January 3, 2020 - A consolidated complaint was filed.
May 22, 2019 - An investor in shares of PriceSmart, Inc. (NASDAQ: PSMT) filed a lawsuit in the U.S. District Court for the Southern District of California over alleged violations of Federal Securities Laws by PriceSmart, Inc. in connection with certain allegedly false and misleading statements made between October 26, 2017 and October 25, 2018.
San Diego, CA PriceSmart, Inc. owns and operates U.S. style membership shopping warehouse clubs in Central America, the Caribbean, and Colombia. PriceSmart, Inc. reported that its Total Revenue rose from over $2.99 billion for the 12 months period that ended on August 31, 2017 to over $3.16 billion for the 12 months period that ended on August 31, 2018 and that its Net INcome over those respective time periods declined from $90.72 million to $74.32 million.

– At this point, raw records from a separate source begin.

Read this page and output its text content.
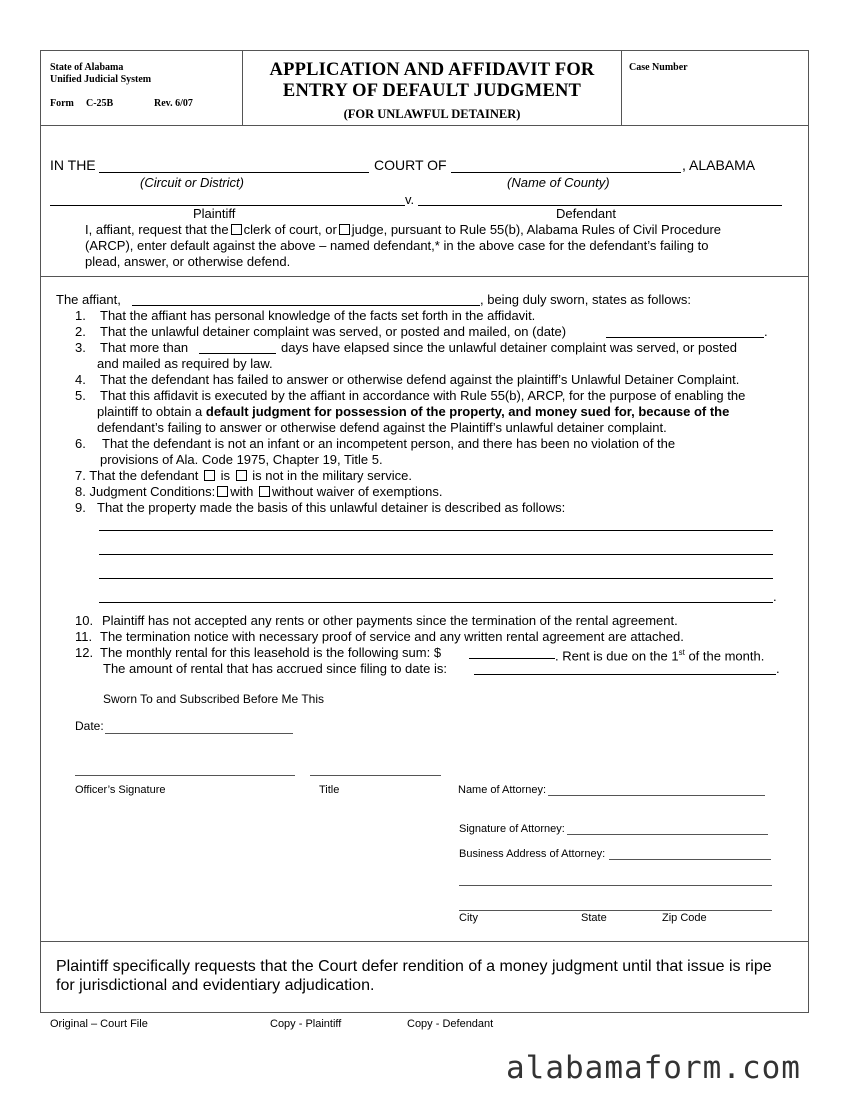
State of Alabama
Unified Judicial System
Form C-25B	Rev. 6/07
APPLICATION AND AFFIDAVIT FOR
ENTRY OF DEFAULT JUDGMENT
(FOR UNLAWFUL DETAINER)
Case Number
IN THE	COURT OF	, ALABAMA
(Circuit or District)	(Name of County)
v.
Plaintiff	Defendant
I, affiant, request that the clerk of court, or judge, pursuant to Rule 55(b), Alabama Rules of Civil Procedure
(ARCP), enter default against the above – named defendant,* in the above case for the defendant’s failing to
plead, answer, or otherwise defend.
The affiant,	, being duly sworn, states as follows:
1. That the affiant has personal knowledge of the facts set forth in the affidavit.
2. That the unlawful detainer complaint was served, or posted and mailed, on (date)	.
3. That more than	days have elapsed since the unlawful detainer complaint was served, or posted
and mailed as required by law.
4. That the defendant has failed to answer or otherwise defend against the plaintiff’s Unlawful Detainer Complaint.
5. That this affidavit is executed by the affiant in accordance with Rule 55(b), ARCP, for the purpose of enabling the
plaintiff to obtain a default judgment for possession of the property, and money sued for, because of the
defendant’s failing to answer or otherwise defend against the Plaintiff’s unlawful detainer complaint.
6. That the defendant is not an infant or an incompetent person, and there has been no violation of the
provisions of Ala. Code 1975, Chapter 19, Title 5.
7. That the defendant is is not in the military service.
8. Judgment Conditions: with without waiver of exemptions.
9. That the property made the basis of this unlawful detainer is described as follows:
.
10. Plaintiff has not accepted any rents or other payments since the termination of the rental agreement.
11. The termination notice with necessary proof of service and any written rental agreement are attached.
12. The monthly rental for this leasehold is the following sum: $	. Rent is due on the 1st of the month.
The amount of rental that has accrued since filing to date is:	.
Sworn To and Subscribed Before Me This
Date:
Officer’s Signature	Title	Name of Attorney:
Signature of Attorney:
Business Address of Attorney:
City	State	Zip Code
Plaintiff specifically requests that the Court defer rendition of a money judgment until that issue is ripe
for jurisdictional and evidentiary adjudication.
Original – Court File	Copy - Plaintiff	Copy - Defendant
alabamaform.com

On October 25, 2018, PriceSmart, Inc. filed a Form with the Securities and Exchange Commission disclosing non-reliance on previously issued financial statements, citing discovery of “balance sheet misclassification.” According to the form, the Audit Committee met on October 24, 2018 and determined that, as a result of the misclassification, certain financial statements would need to be restated; in addition, PriceSmart also “expects to include in its Form 10-K a conclusion that there was a material weakness in internal controls over financial accounting related to this misclassification.”

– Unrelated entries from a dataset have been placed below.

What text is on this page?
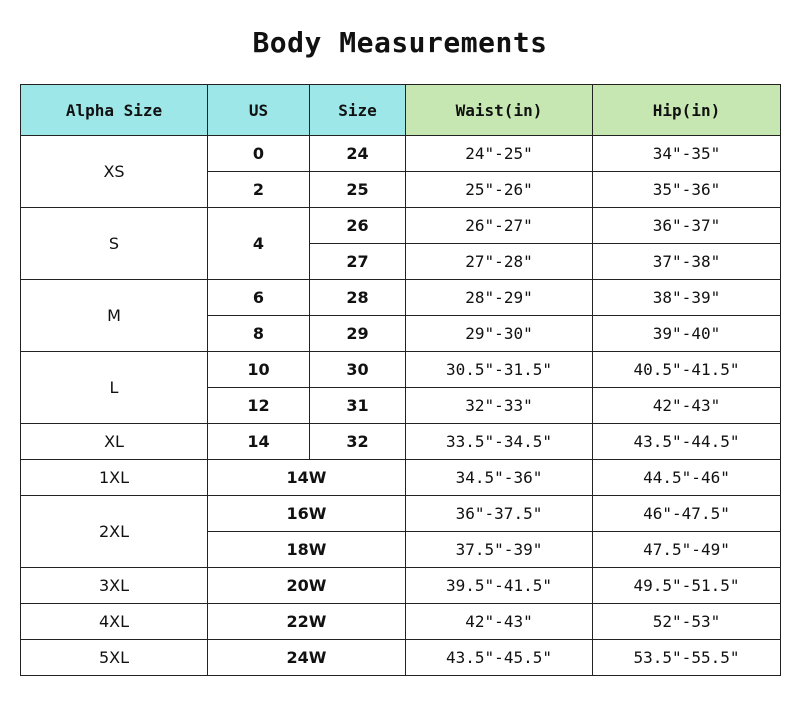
Body Measurements
Alpha Size	US	Size	Waist(in)	Hip(in)
XS	0	24	24"-25"	34"-35"
	2	25	25"-26"	35"-36"
S	4	26	26"-27"	36"-37"
		27	27"-28"	37"-38"
M	6	28	28"-29"	38"-39"
	8	29	29"-30"	39"-40"
L	10	30	30.5"-31.5"	40.5"-41.5"
	12	31	32"-33"	42"-43"
XL	14	32	33.5"-34.5"	43.5"-44.5"
1XL	14W		34.5"-36"	44.5"-46"
2XL	16W		36"-37.5"	46"-47.5"
	18W		37.5"-39"	47.5"-49"
3XL	20W		39.5"-41.5"	49.5"-51.5"
4XL	22W		42"-43"	52"-53"
5XL	24W		43.5"-45.5"	53.5"-55.5"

According to the complaint the plaintiff alleges on behalf of purchasers of PriceSmart, Inc. (NASDAQ: PSMT) common shares between October 26, 2017 and October 25, 2018, that the defendants violated Federal Securities Laws. More specifically, the plaintiff claims that between October 26, 2017 and October 25, 2018, the Defendants failed to disclose to investors that the Company’s omni-channel business strategy had failed to reach key operating goals, that the Company’s South America distribution strategy had failed to realize key cost saving goals, that the Company had invested Trinidad and Tobago dollars into certificates of deposits with financial institutions, that these investments had been improperly classified as cash and cash equivalents; that the relevant corrections would materially impact financial statements; that there was a material weakness in the Company’s internal controls over financial reporting; that increasing competition negatively impacted the Company’s revenue and profitability, and that, as a result of the foregoing, Defendants’ positive statements about the Company’s business, operations, and prospects were materially misleading and/or lacked a reasonable basis.